Mas a revolução dos costumes não acabou com o Tratado de Poncho Verde. Prova disso é a presença no reduto gaudério do Piquete das Gurias, com o manifesto propósito de defender os direitos das mulheres. Embora alguns bigodudos torçam o nariz para a iniciativa, outros tantos aplaudem – e aí nos vamos para mais uma peleia de conceitos e preconceitos. Polemizar é da nossa natureza.
A propósito de protagonismo feminino, acabo de reler A Casa das Sete Mulheres, o primeiro livro da trilogia em que a escritora gaúcha Letícia Wierzchowski reconta as nossas guerras pelo olhar das esposas, irmãs e filhas dos combatentes, especialmente dos familiares do líder Bento Gonçalves. Elas não pegaram em armas, mas viveram os mesmos tormentos, as mesmas dores e as mesmas perdas dos seus homens. Enfrentaram com coragem e orações longos períodos de sofrimento. Merecem, sem dúvida, um piquete que as represente dignamente no simbólico acampamento.

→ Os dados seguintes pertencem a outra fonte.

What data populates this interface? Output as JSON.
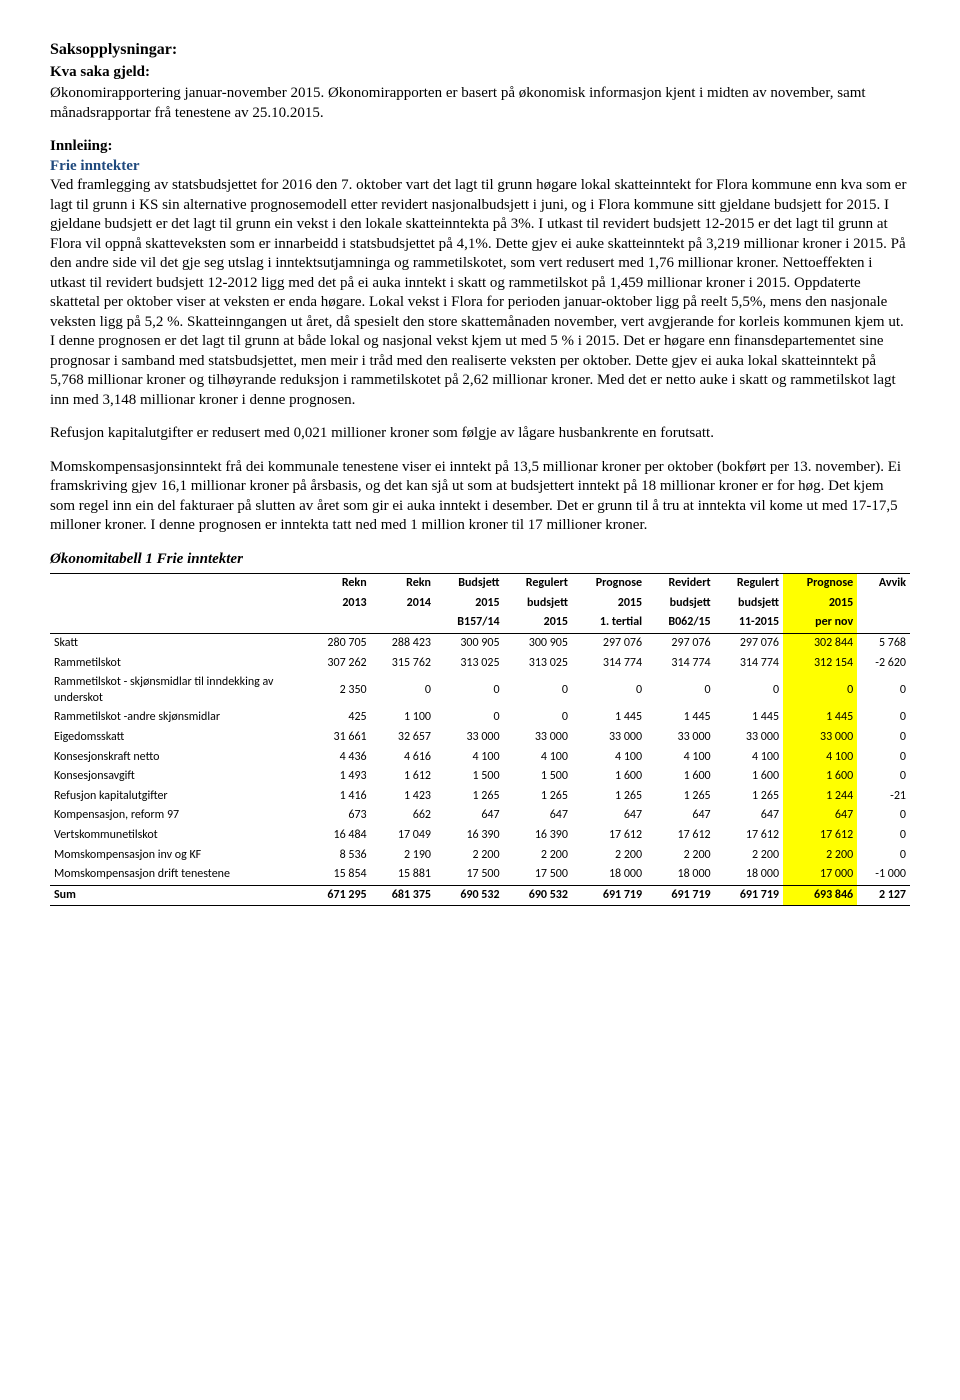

No embalo dos livros de Letícia (estou lendo, agora, Um Farol no Pampa, que dá continuidade à saga), estive recentemente em Laguna para conferir os registros sobre Anita Garibaldi, a guerreira catarinense que conquistou o coração do aventureiro italiano. Ela recebeu justificadas homenagens de sua cidade: estátua na área central, museu com imagens e objetos de sua época e a casa onde se vestiu para o primeiro casamento, antes de Giuseppe levá-la para suas guerras. Porto Alegre também abriga um monumento de mármore do casal. Já Manuela, sobrinha ou prima em segundo grau de Bento Gonçalves (há controvérsias), eterna e platônica noiva de Garibaldi, sequer tem uma sepultura com seu nome, pois seus restos mortais acabaram incinerados no cemitério de Pelotas.
Gurias anônimas, que bordavam, rezavam e cozinhavam enquanto os homens peleavam, também escreveram a história deste Estado.